I found this description of the modifications done to the "Fremont" Halls. I can't figure out how a .530(groove depth?) ball sitting in a .590 chamber could center itself to enter the .52 cal bore? For that matter, even in a .564 chamber. Does anybody know how this worked? Was it intended to shoot a .58 minie out of a .52 bore? I know some sources say that the bore was freshed out to .58 but apparently that's not the case.

Thanks,

Duane


With the opening of the American Civil War, the US Government quickly came to the realization that this was going to be a longer war than originally anticipated, and more small arms were going to be needed than originally thought. Seeing the opportunity to make a quick dollar, numerous arms dealers and speculators jumped into this market and procured arms (from whatever sources were available) to resell them to the US Government, and in some cases to the various state governments as well.
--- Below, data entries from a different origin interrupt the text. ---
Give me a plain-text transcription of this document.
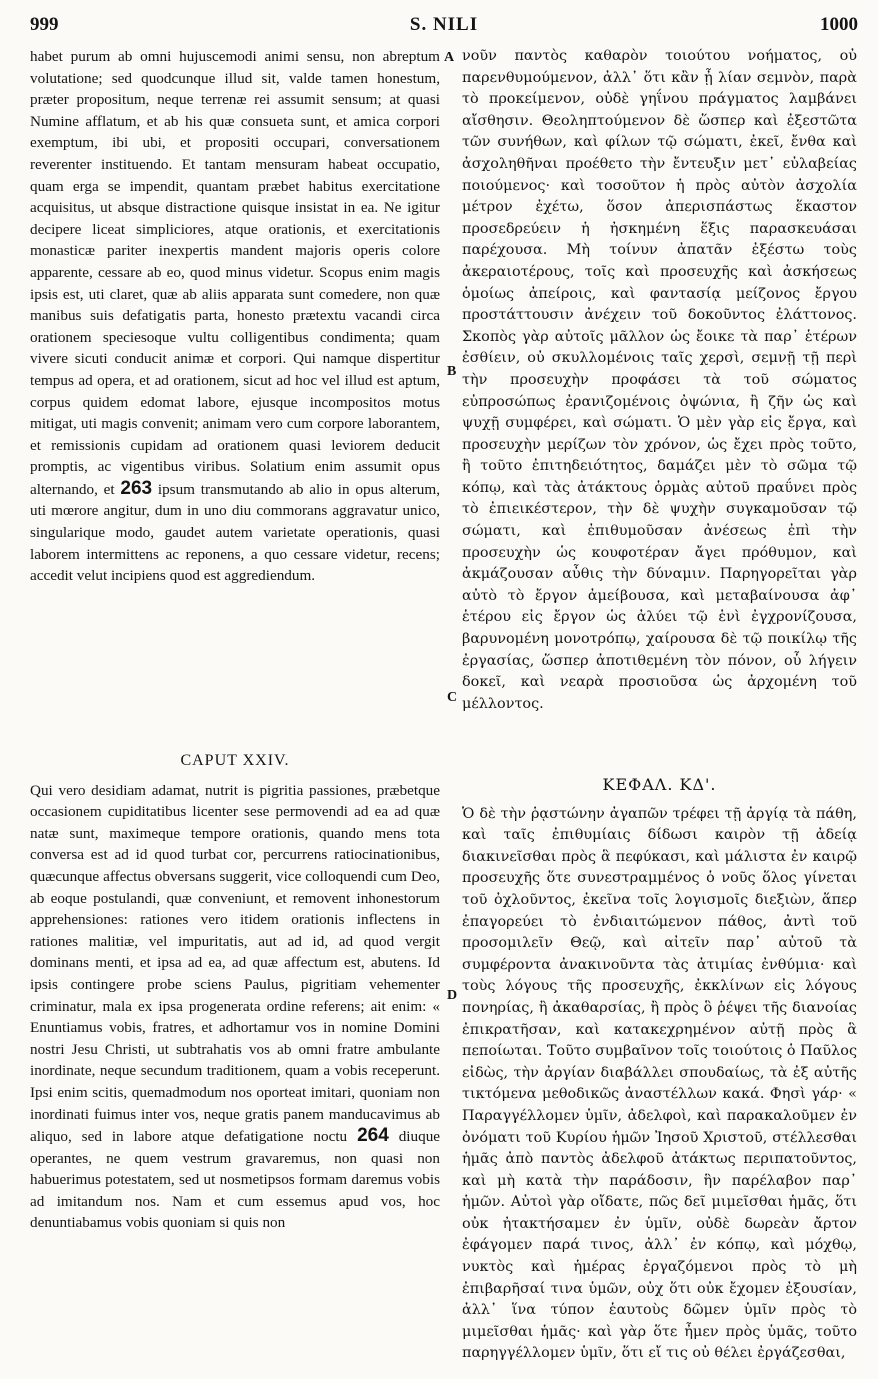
999	S. NILI	1000

habet purum ab omni hujuscemodi animi sensu, non abreptum volutatione; sed quodcunque illud sit, valde tamen honestum, præter propositum, neque terrenæ rei assumit sensum; at quasi Numine afflatum, et ab his quæ consueta sunt, et amica corpori exemptum, ibi ubi, et propositi occupari, conversationem reverenter instituendo. Et tantam mensuram habeat occupatio, quam erga se impendit, quantam præbet habitus exercitatione acquisitus, ut absque distractione quisque insistat in ea. Ne igitur decipere liceat simpliciores, atque orationis, et exercitationis monasticæ pariter inexpertis mandent majoris operis colore apparente, cessare ab eo, quod minus videtur. Scopus enim magis ipsis est, uti claret, quæ ab aliis apparata sunt comedere, non quæ manibus suis defatigatis parta, honesto prætextu vacandi circa orationem speciesoque vultu colligentibus condimenta; quam vivere sicuti conducit animæ et corpori. Qui namque dispertitur tempus ad opera, et ad orationem, sicut ad hoc vel illud est aptum, corpus quidem edomat labore, ejusque incompositos motus mitigat, uti magis convenit; animam vero cum corpore laborantem, et remissionis cupidam ad orationem quasi leviorem deducit promptis, ac vigentibus viribus. Solatium enim assumit opus alternando, et 263 ipsum transmutando ab alio in opus alterum, uti mœrore angitur, dum in uno diu commorans aggravatur unico, singularique modo, gaudet autem varietate operationis, quasi laborem intermittens ac reponens, a quo cessare videtur, recens; accedit velut incipiens quod est aggrediendum.

CAPUT XXIV.

Qui vero desidiam adamat, nutrit is pigritia passiones, præbetque occasionem cupiditatibus licenter sese permovendi ad ea ad quæ natæ sunt, maximeque tempore orationis, quando mens tota conversa est ad id quod turbat cor, percurrens ratiocinationibus, quæcunque affectus obversans suggerit, vice colloquendi cum Deo, ab eoque postulandi, quæ conveniunt, et removent inhonestorum apprehensiones: rationes vero itidem orationis inflectens in rationes malitiæ, vel impuritatis, aut ad id, ad quod vergit dominans menti, et ipsa ad ea, ad quæ affectum est, abutens. Id ipsis contingere probe sciens Paulus, pigritiam vehementer criminatur, mala ex ipsa progenerata ordine referens; ait enim: « Enuntiamus vobis, fratres, et adhortamur vos in nomine Domini nostri Jesu Christi, ut subtrahatis vos ab omni fratre ambulante inordinate, neque secundum traditionem, quam a vobis receperunt. Ipsi enim scitis, quemadmodum nos oporteat imitari, quoniam non inordinati fuimus inter vos, neque gratis panem manducavimus ab aliquo, sed in labore atque defatigatione noctu 264 diuque operantes, ne quem vestrum gravaremus, non quasi non habuerimus potestatem, sed ut nosmetipsos formam daremus vobis ad imitandum nos. Nam et cum essemus apud vos, hoc denuntiabamus vobis quoniam si quis non

A
B
C
D

νοῦν παντὸς καθαρὸν τοιούτου νοήματος, οὐ παρενθυμούμενον, ἀλλ᾽ ὅτι κἂν ᾖ λίαν σεμνὸν, παρὰ τὸ προκείμενον, οὐδὲ γηΐνου πράγματος λαμβάνει αἴσθησιν. Θεοληπτούμενον δὲ ὥσπερ καὶ ἐξεστῶτα τῶν συνήθων, καὶ φίλων τῷ σώματι, ἐκεῖ, ἔνθα καὶ ἀσχοληθῆναι προέθετο τὴν ἔντευξιν μετ᾽ εὐλαβείας ποιούμενος· καὶ τοσοῦτον ἡ πρὸς αὐτὸν ἀσχολία μέτρον ἐχέτω, ὅσον ἀπερισπάστως ἕκαστον προσεδρεύειν ἡ ἠσκημένη ἕξις παρασκευάσαι παρέχουσα. Μὴ τοίνυν ἀπατᾶν ἐξέστω τοὺς ἀκεραιοτέρους, τοῖς καὶ προσευχῆς καὶ ἀσκήσεως ὁμοίως ἀπείροις, καὶ φαντασίᾳ μείζονος ἔργου προστάττουσιν ἀνέχειν τοῦ δοκοῦντος ἐλάττονος. Σκοπὸς γὰρ αὐτοῖς μᾶλλον ὡς ἔοικε τὰ παρ᾽ ἑτέρων ἐσθίειν, οὐ σκυλλομένοις ταῖς χερσὶ, σεμνῇ τῇ περὶ τὴν προσευχὴν προφάσει τὰ τοῦ σώματος εὐπροσώπως ἐρανιζομένοις ὀψώνια, ἢ ζῆν ὡς καὶ ψυχῇ συμφέρει, καὶ σώματι. Ὁ μὲν γὰρ εἰς ἔργα, καὶ προσευχὴν μερίζων τὸν χρόνον, ὡς ἔχει πρὸς τοῦτο, ἢ τοῦτο ἐπιτηδειότητος, δαμάζει μὲν τὸ σῶμα τῷ κόπῳ, καὶ τὰς ἀτάκτους ὁρμὰς αὐτοῦ πραΰνει πρὸς τὸ ἐπιεικέστερον, τὴν δὲ ψυχὴν συγκαμοῦσαν τῷ σώματι, καὶ ἐπιθυμοῦσαν ἀνέσεως ἐπὶ τὴν προσευχὴν ὡς κουφοτέραν ἄγει πρόθυμον, καὶ ἀκμάζουσαν αὖθις τὴν δύναμιν. Παρηγορεῖται γὰρ αὐτὸ τὸ ἔργον ἀμείβουσα, καὶ μεταβαίνουσα ἀφ᾽ ἑτέρου εἰς ἔργον ὡς ἀλύει τῷ ἑνὶ ἐγχρονίζουσα, βαρυνομένη μονοτρόπῳ, χαίρουσα δὲ τῷ ποικίλῳ τῆς ἐργασίας, ὥσπερ ἀποτιθεμένη τὸν πόνον, οὗ λήγειν δοκεῖ, καὶ νεαρὰ προσιοῦσα ὡς ἀρχομένη τοῦ μέλλοντος.

ΚΕΦΑΛ. ΚΔ'.

Ὁ δὲ τὴν ῥᾳστώνην ἀγαπῶν τρέφει τῇ ἀργίᾳ τὰ πάθη, καὶ ταῖς ἐπιθυμίαις δίδωσι καιρὸν τῇ ἀδείᾳ διακινεῖσθαι πρὸς ἃ πεφύκασι, καὶ μάλιστα ἐν καιρῷ προσευχῆς ὅτε συνεστραμμένος ὁ νοῦς ὅλος γίνεται τοῦ ὀχλοῦντος, ἐκεῖνα τοῖς λογισμοῖς διεξιὼν, ἅπερ ἐπαγορεύει τὸ ἐνδιαιτώμενον πάθος, ἀντὶ τοῦ προσομιλεῖν Θεῷ, καὶ αἰτεῖν παρ᾽ αὐτοῦ τὰ συμφέροντα ἀνακινοῦντα τὰς ἀτιμίας ἐνθύμια· καὶ τοὺς λόγους τῆς προσευχῆς, ἐκκλίνων εἰς λόγους πονηρίας, ἢ ἀκαθαρσίας, ἢ πρὸς ὃ ῥέψει τῆς διανοίας ἐπικρατῆσαν, καὶ κατακεχρημένον αὐτῇ πρὸς ἃ πεποίωται. Τοῦτο συμβαῖνον τοῖς τοιούτοις ὁ Παῦλος εἰδὼς, τὴν ἀργίαν διαβάλλει σπουδαίως, τὰ ἐξ αὐτῆς τικτόμενα μεθοδικῶς ἀναστέλλων κακά. Φησὶ γάρ· « Παραγγέλλομεν ὑμῖν, ἀδελφοὶ, καὶ παρακαλοῦμεν ἐν ὀνόματι τοῦ Κυρίου ἡμῶν Ἰησοῦ Χριστοῦ, στέλλεσθαι ἡμᾶς ἀπὸ παντὸς ἀδελφοῦ ἀτάκτως περιπατοῦντος, καὶ μὴ κατὰ τὴν παράδοσιν, ἣν παρέλαβον παρ᾽ ἡμῶν. Αὐτοὶ γὰρ οἴδατε, πῶς δεῖ μιμεῖσθαι ἡμᾶς, ὅτι οὐκ ἠτακτήσαμεν ἐν ὑμῖν, οὐδὲ δωρεὰν ἄρτον ἐφάγομεν παρά τινος, ἀλλ᾽ ἐν κόπῳ, καὶ μόχθῳ, νυκτὸς καὶ ἡμέρας ἐργαζόμενοι πρὸς τὸ μὴ ἐπιβαρῆσαί τινα ὑμῶν, οὐχ ὅτι οὐκ ἔχομεν ἐξουσίαν, ἀλλ᾽ ἵνα τύπον ἑαυτοὺς δῶμεν ὑμῖν πρὸς τὸ μιμεῖσθαι ἡμᾶς· καὶ γὰρ ὅτε ἦμεν πρὸς ὑμᾶς, τοῦτο παρηγγέλλομεν ὑμῖν, ὅτι εἴ τις οὐ θέλει ἐργάζεσθαι,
In June of 1861, Arthur Eastman of Manchester, NH offered for sale 5,000 altered Hall M-1843 Carbines. He proposed to have their .52 caliber bores rifled with 6 grooves, and to have their chambers enlarged to accept .58 ammunition. The barrels of the guns were not enlarged to .58 caliber (as the description of these carbines in Flayderman’s leads one to believe), only the chamber of the breechblock was enlarged, from a nominal .564 to a nominal .590. The theory was that the larger chamber feeding into a substantially smaller barrel would help reduce the gas leak problem that had hampered the Hall design since the very beginning of production.